Table I Genomic information of the five selected SNPs to distinguish C and M maternal lineages

The five informative mtSNPs could only be added to the M4 ncSNP assay designed previously (Henriques et al. 2018a), which contained the lowest number of ncSNPs (23). Henriques et al. (2018a) showed that assay M1 (34 ncSNPs) has the best individual performance in estimating nuclear C-lineage introgression. Accordingly, a good approach for concurrent inference of nuclear and mitochondrial ancestry could be to combine M1 with the new 28-plex M4 (23 ncSNPs plus 5 mtSNPs). We therefore tested if the introgression proportions (Q values) estimated from the ncSNP assays M1 + M4 were similar to those obtained from the four assays together (Henriques et al. 2018a). From the 117 SNPs included in the four assays, we were able to extract 113 from the 155 whole-genome (WG) sequences. We run ADMIXTURE (Alexander et al. 2009) in the 155 individuals using the four assays combined (113 ncSNPs) and M1 + M4 (55 ncSNPs, as 2 of them were not in the WG sequences). Q values were estimated for K = 2 using 10,000 iterations in 20 independent runs. Q values estimated with M1 + M4 were highly correlated with those estimated with the 4 assays (r = 0.995, P value < 0.001), and the differences between them were negligible (mean absolute difference = 0.027; Table S3).

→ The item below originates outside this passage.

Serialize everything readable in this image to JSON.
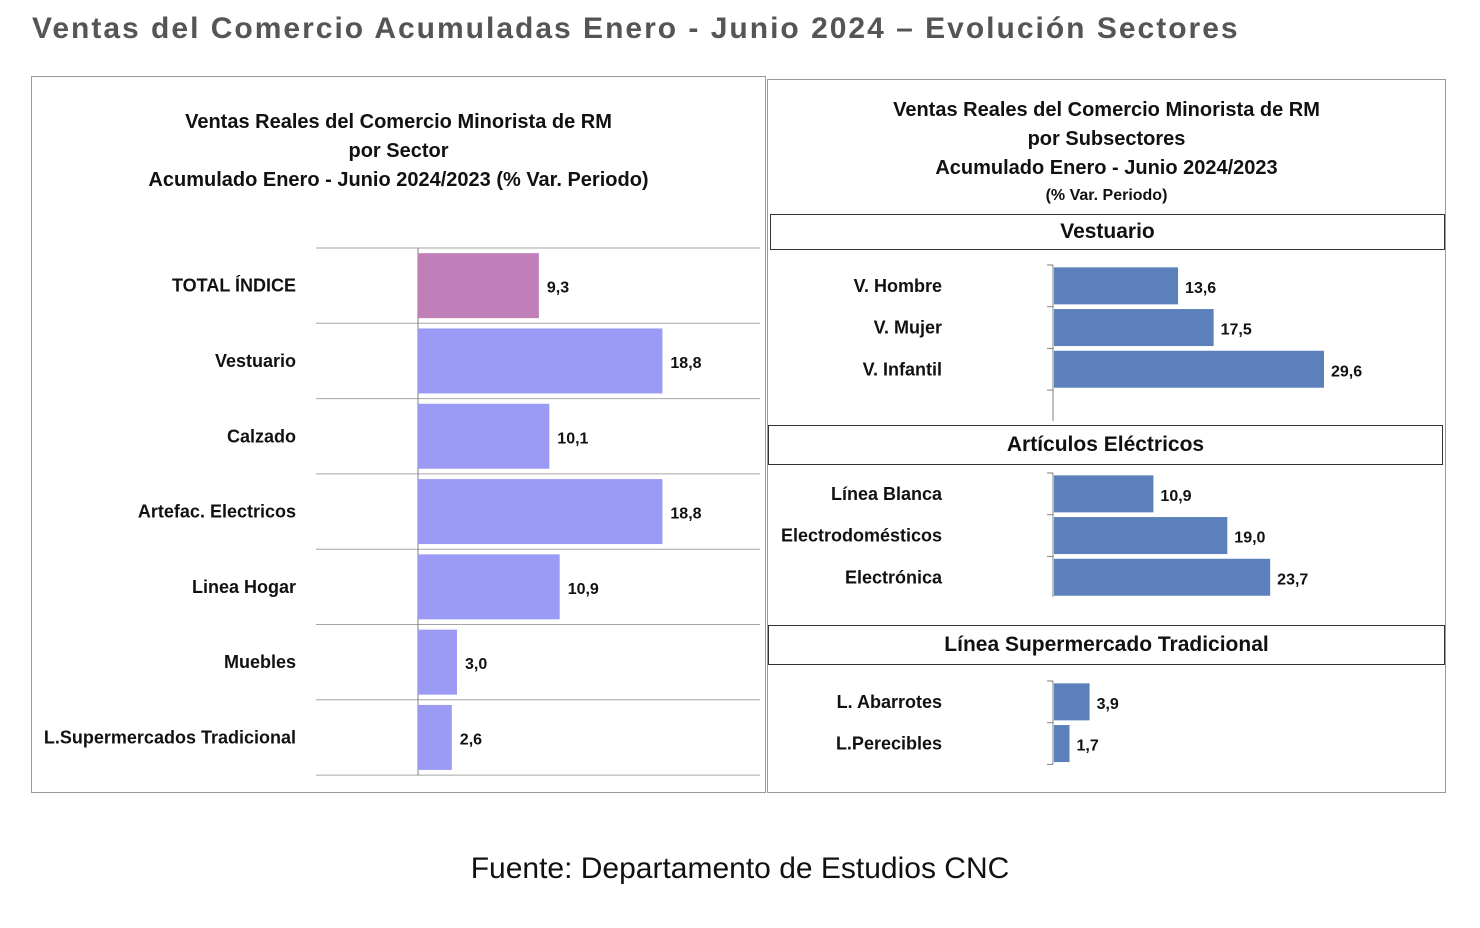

There is a need of accurate identification of C-lineage introgressed colonies for an efficient management of A. m. mellifera conservation programs. A more complete identification requires informative markers of both nuclear and mitochondrial compartments (Meixner et al. 2013). For example, in this study, cytonuclear incongruence is observed in two A. m. ligustica (C-lineage) individuals that carry mitochondria of M-lineage ancestry (Table S3). Here, we improved the recently designed M4 ncSNP assay (Henriques et al. 2018a) by adding five mtSNPs and provided PCR and iPLEX primers for genotyping in the MassARRAY platform (Table S4). We showed that C-lineage introgression into A. m. mellifera can be accurately estimated by combining the new cytonuclear M4 assay improved here with the best performing M1 nuclear assay developed previously (Henriques et al. 2018a). The combined M1 + M4 assays, containing 57 nuclear and five mitochondrial SNPs, provide a robust molecular tool for assisting management decisions toward protection and reestablishment of the endangered A. m. mellifera.